To have your local police force contactable via a direct line, accessible from a flourescent yellow box outside a council building – all centralised and tapping fervently onto keyboards in the new war on crime: anonymous and lofty and distant – detaches the institutions of state from the citizens for whom they’re responsible.

Pride and a sense of self-sufficiency is lost when institutions like police stations, hospitals and courts are taken from localities and removed, further coalescing, further detracting, merging and heaving in a gelatinous bureaucratic mess two trains and a bus away that you can only contact via an 0800 number.

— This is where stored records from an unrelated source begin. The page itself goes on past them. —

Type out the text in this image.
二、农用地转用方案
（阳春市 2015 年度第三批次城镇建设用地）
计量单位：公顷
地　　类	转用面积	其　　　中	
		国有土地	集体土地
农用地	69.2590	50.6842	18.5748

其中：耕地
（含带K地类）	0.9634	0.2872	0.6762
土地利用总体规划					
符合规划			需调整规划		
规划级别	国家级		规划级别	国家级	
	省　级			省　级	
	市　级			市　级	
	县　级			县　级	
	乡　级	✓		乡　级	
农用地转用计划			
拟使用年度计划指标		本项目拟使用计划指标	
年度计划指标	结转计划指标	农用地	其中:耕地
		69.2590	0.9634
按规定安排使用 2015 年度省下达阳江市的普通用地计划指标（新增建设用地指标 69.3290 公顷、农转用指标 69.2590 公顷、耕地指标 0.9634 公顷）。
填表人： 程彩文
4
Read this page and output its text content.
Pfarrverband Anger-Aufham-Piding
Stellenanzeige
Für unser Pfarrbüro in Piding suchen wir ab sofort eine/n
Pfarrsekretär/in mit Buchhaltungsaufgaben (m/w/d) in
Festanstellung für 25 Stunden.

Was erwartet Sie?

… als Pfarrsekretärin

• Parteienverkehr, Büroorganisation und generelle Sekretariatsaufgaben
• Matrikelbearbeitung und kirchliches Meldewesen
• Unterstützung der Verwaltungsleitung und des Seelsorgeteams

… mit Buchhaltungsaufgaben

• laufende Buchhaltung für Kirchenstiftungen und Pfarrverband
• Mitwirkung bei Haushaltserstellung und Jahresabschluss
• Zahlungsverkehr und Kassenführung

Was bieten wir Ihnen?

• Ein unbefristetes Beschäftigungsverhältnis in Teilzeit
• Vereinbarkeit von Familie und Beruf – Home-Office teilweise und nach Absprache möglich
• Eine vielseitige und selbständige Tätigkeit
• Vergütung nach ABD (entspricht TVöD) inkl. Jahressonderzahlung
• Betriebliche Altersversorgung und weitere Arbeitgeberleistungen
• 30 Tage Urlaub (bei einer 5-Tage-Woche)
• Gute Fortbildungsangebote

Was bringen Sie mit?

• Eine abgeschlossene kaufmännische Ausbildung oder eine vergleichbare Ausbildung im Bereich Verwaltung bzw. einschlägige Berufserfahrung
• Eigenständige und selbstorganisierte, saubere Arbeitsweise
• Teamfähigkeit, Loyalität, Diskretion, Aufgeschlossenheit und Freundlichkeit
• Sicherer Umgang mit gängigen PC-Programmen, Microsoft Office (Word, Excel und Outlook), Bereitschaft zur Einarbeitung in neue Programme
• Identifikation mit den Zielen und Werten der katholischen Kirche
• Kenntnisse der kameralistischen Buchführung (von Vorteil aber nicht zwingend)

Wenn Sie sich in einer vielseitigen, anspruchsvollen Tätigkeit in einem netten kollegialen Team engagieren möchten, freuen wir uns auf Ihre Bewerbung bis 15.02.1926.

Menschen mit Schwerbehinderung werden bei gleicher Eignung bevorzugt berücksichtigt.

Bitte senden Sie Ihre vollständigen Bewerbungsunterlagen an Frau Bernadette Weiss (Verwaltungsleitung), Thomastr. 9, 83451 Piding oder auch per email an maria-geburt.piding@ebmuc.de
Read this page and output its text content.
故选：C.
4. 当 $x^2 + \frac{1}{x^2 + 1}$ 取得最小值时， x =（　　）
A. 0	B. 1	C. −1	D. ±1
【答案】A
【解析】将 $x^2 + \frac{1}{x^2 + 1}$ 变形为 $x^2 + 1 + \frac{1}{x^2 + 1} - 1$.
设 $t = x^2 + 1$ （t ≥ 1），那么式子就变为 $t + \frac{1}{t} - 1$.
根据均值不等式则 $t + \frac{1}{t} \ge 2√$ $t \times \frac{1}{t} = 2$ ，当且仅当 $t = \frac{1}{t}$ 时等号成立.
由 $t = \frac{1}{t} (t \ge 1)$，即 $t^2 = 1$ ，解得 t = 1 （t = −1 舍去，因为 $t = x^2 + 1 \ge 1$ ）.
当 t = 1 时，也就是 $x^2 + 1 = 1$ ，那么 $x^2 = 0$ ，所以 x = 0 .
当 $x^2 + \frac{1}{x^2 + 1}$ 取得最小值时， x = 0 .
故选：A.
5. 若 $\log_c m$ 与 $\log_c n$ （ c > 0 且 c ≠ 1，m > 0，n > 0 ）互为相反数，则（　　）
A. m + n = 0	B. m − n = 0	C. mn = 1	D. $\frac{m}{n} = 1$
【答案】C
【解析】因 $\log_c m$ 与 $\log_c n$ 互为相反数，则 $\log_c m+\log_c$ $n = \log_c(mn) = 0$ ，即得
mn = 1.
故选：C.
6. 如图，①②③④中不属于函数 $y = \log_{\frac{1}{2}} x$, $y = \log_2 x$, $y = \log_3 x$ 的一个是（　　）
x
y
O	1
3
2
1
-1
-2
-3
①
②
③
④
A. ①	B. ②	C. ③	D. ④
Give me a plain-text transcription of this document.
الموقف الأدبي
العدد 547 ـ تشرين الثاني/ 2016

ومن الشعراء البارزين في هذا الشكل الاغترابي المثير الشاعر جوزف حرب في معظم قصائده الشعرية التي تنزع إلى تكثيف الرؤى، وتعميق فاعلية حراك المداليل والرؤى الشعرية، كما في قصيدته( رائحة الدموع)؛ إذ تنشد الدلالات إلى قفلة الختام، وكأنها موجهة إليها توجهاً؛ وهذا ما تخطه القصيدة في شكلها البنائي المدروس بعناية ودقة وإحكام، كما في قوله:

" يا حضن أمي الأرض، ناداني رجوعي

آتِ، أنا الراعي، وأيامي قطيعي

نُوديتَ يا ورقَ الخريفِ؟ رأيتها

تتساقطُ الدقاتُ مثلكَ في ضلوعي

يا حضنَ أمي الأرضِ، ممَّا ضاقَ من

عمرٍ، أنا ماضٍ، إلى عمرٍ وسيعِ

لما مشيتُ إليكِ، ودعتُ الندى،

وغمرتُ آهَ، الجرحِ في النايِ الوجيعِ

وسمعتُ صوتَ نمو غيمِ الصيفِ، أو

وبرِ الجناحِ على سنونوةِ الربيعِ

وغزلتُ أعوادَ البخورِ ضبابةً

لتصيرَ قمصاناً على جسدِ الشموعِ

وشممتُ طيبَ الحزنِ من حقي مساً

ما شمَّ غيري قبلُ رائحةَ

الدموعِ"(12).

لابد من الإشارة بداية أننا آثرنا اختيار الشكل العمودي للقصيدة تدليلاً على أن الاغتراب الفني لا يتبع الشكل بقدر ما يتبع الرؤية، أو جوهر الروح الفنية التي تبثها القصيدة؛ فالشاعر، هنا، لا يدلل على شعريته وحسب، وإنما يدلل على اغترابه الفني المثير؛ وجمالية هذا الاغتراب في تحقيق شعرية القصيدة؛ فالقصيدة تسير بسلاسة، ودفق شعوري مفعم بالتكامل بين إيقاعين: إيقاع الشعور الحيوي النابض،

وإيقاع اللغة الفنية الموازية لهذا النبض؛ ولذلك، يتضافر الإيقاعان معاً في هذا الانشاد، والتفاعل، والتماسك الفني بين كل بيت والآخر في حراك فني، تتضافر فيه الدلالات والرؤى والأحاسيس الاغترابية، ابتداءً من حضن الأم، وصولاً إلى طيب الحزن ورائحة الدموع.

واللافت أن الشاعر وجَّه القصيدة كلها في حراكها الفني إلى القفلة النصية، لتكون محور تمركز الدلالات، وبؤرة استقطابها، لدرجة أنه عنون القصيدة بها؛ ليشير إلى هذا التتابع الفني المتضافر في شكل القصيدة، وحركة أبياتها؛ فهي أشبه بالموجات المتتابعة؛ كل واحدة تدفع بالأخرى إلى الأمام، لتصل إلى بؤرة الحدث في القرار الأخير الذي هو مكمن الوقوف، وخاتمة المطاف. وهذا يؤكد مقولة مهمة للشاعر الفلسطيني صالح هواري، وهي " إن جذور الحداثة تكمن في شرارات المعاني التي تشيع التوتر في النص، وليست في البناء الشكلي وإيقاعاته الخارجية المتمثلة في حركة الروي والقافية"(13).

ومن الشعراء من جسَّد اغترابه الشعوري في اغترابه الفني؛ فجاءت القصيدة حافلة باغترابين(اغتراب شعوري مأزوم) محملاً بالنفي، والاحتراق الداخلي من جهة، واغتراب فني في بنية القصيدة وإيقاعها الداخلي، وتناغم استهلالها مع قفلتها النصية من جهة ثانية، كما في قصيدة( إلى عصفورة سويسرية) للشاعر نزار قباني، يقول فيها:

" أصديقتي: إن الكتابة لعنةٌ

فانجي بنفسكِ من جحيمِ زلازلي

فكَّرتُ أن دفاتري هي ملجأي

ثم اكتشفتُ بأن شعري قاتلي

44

Removal of police stations – and courts and hospitals and nursing homes and youth centres and parks – simply reduces people’s communities to nought more than a collection of houses, a gargantuan warehouse shopping centre and some roundabouts.

Your police might ride in to dispense justice when summoned, but they will turn back afterwards to their central command post, leaving you with only the telephone, the 0800 number and hope when you’re being robbed. It’s too expensive otherwise.